Statistical Analysis. Frequency distributions as well as univariate and bivariate statistics
were computed to measure use of the targeted medications and the number of
physician contacts. The DUR change rate was determined as a function of the
number of interventions completed during the 1-year period of surveillance.
Specifically, the DUR change rate was equal to the percentage of events in
which calls to physicians were completed and recommended action was taken
(DUR change rate=[number of accepted recommendations/number of recommendations]×100).
The overall change rate was calculated for the 3 drug classes and separately
for drugs within the 3 groups. We also used z tests
to determine the significance of these DUR change rates from 2%, a level reported
in another comprehensive summary article to be the baseline rate of change
in prescribing over time.12,13
A total of 43007 alerts among 23269 elderly patients were triggered
during the study period across the 3 DUR categories. The median age of the
study population was 72 years (25%-75% interquartile range, 67-77 years);
24% were 80 years or older. Women constituted 62% of the population; 35% of
patients lived in the South, 31% in the Midwest, and 24% in the Northeast.
Patients received a median number of 8 unique prescriptions during the study
period. Approximately 25% of the patients completed medical history information,
reporting an average of 6 comorbidities. The most common reported comorbid
conditions included the following: (1) hypertension, (2) osteoarthritis, (3)
hypercholesterolemia, (4) peptic ulcer disease, and (5) angina.
The contact rate for reaching the targeted physicians of these patients
was 56% (24266/43007 alerts; average intervention time, 15 minutes), decreasing
the number of actionable alerts to 24266. A total of 19368 physicians were
contacted for the actionable alerts (average, 1.25 alerts per physician).
Most physicians were male (93%), between the ages of 40 and 60 years (66%);
40% were located in the South. Approximately 1 actionable alert was generated
per patient (24266 alerts per 23269 patients). The overall DUR change rate,
defined as the percentage of accepted recommendations divided by the total
number of recommendations, was 24% (N=5860/24266). Fifteen percent (3599/24266)
of alerts resulted in immediate change to a therapeutic alternative, and 9%
(2261/24266) resulted in a physician's indication to review the therapeutic
alternative at the patient's next visit. For the purpose of this analysis,
we present the DUR change rate as the sum of these 2 results above, since
more than 90% of these patients did not receive the targeted medication within
the next 6 months.
The data were first analyzed by type of DUR alert (Table 1). The intervention had the greatest impact on alerts in
the drug-age category (N=19362), resulting in a 24% rate of change. Although
the number of alerts was lower for the maximum daily dose category (N=4532),
this intervention resulted in a similar 25% rate of change. Interventions
involving the drug-disease category (N=372) resulted in a 5% rate of success.
The overall DUR change rate compared with an expected change rate of 2% was
significant at the P<.001 level. All change rates
were significant except for the β-adrenergic receptor antagonist-chronic
obstructive pulmonary disease drug-disease category.

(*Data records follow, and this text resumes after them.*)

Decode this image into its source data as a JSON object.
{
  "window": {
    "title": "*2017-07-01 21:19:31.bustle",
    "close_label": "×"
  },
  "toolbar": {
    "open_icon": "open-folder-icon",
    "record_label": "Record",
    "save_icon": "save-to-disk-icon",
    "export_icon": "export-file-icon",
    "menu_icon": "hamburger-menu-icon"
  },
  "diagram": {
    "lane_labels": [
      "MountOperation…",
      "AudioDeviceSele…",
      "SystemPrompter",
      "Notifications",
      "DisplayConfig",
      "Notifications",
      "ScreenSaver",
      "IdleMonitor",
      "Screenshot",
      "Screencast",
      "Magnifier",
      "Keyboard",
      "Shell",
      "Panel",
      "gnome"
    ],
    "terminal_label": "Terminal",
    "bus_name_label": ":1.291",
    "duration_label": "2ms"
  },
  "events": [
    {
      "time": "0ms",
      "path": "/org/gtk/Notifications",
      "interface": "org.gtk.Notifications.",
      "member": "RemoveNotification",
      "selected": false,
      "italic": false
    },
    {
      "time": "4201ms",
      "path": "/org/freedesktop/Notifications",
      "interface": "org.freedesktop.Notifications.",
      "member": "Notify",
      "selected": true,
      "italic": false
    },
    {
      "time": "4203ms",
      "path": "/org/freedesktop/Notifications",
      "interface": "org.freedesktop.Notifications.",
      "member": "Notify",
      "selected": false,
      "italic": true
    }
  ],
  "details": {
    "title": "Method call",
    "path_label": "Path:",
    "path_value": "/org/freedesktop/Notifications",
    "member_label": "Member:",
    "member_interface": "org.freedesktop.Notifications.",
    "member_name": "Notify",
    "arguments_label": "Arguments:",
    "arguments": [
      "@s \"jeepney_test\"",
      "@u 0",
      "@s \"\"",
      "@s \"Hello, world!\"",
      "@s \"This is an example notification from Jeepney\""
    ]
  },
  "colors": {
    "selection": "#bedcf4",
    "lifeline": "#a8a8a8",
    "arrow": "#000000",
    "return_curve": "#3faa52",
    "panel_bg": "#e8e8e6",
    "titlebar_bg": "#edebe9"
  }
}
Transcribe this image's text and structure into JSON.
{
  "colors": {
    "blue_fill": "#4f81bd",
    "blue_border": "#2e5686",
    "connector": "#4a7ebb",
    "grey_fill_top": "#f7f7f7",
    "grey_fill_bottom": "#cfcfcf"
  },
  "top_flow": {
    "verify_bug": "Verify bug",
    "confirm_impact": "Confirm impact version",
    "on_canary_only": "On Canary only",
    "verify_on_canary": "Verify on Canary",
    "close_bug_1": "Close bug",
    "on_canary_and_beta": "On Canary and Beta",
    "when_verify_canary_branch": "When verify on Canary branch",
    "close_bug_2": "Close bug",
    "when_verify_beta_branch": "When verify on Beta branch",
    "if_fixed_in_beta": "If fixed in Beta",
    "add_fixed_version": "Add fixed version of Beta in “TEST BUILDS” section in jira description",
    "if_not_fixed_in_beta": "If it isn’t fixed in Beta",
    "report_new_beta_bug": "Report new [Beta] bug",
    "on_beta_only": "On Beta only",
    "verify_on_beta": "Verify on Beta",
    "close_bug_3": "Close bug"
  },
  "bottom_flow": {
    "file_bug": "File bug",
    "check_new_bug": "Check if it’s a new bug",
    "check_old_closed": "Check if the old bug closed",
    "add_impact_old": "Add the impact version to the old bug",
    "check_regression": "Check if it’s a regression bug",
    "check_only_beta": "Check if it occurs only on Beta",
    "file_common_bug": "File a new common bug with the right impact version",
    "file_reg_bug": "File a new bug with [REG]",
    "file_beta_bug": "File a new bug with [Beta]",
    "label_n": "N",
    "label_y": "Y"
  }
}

There was marked variability in the change rate for specific DUR rules
within the 3 categories as described above. The drug-age alert resulted in
change rates of 17% to 40%: within this category, the long elimination half-life
benzodiazepine hypnotics had the highest rate of change at 40%. The maximum
daily dose category included only 1 class of drugs, the intermediate- or short-acting
benzodiazepines, and resulted in a 25% rate of success. There were 2 classes
of drugs included in the drug-disease category, with success rates ranging
from 2% to 7%. The reasons physicians gave for not changing were as follows:
agreed with intervention but it was not applicable to the patient (55%; 10123/18406),
disagreed with intervention (41%; 7546/18406), agreed with intervention but
it was inconvenient for the patient (2%; 368/18406), agreed with the intervention
but the patient did not (1%; 184/18406), or the physician terminated the call
without giving an explanation (1%; 184/18406).
This large-scale study examined a computerized online DUR database designed
to help reduce inappropriate prescribing and improve quality of care in an
elderly population. More than 43000 prescriptions in more than 23000 patients
were evaluated in this study. The telepharmacy intervention yielded a contact
rate with physicians greater than 50%, and the content of each intervention
call focused on quality-of-care messages based on best practices as determined
by the scientific literature and clinical guidelines. Messages linking the
computer, pharmacist, and physician led to improved quality of care with nearly
a quarter of all DUR alerts accepted by physicians, but varied from 40% for
long-acting benzodiazepines to 2% for use of β-adrenergic receptor antagonist
agents in patients with chronic obstructive pulmonary disease. Efforts to
provide alerts to physicians at the point of care are thought to provide ever
greater changes in prescribing and represent the next frontier for DUR intervention.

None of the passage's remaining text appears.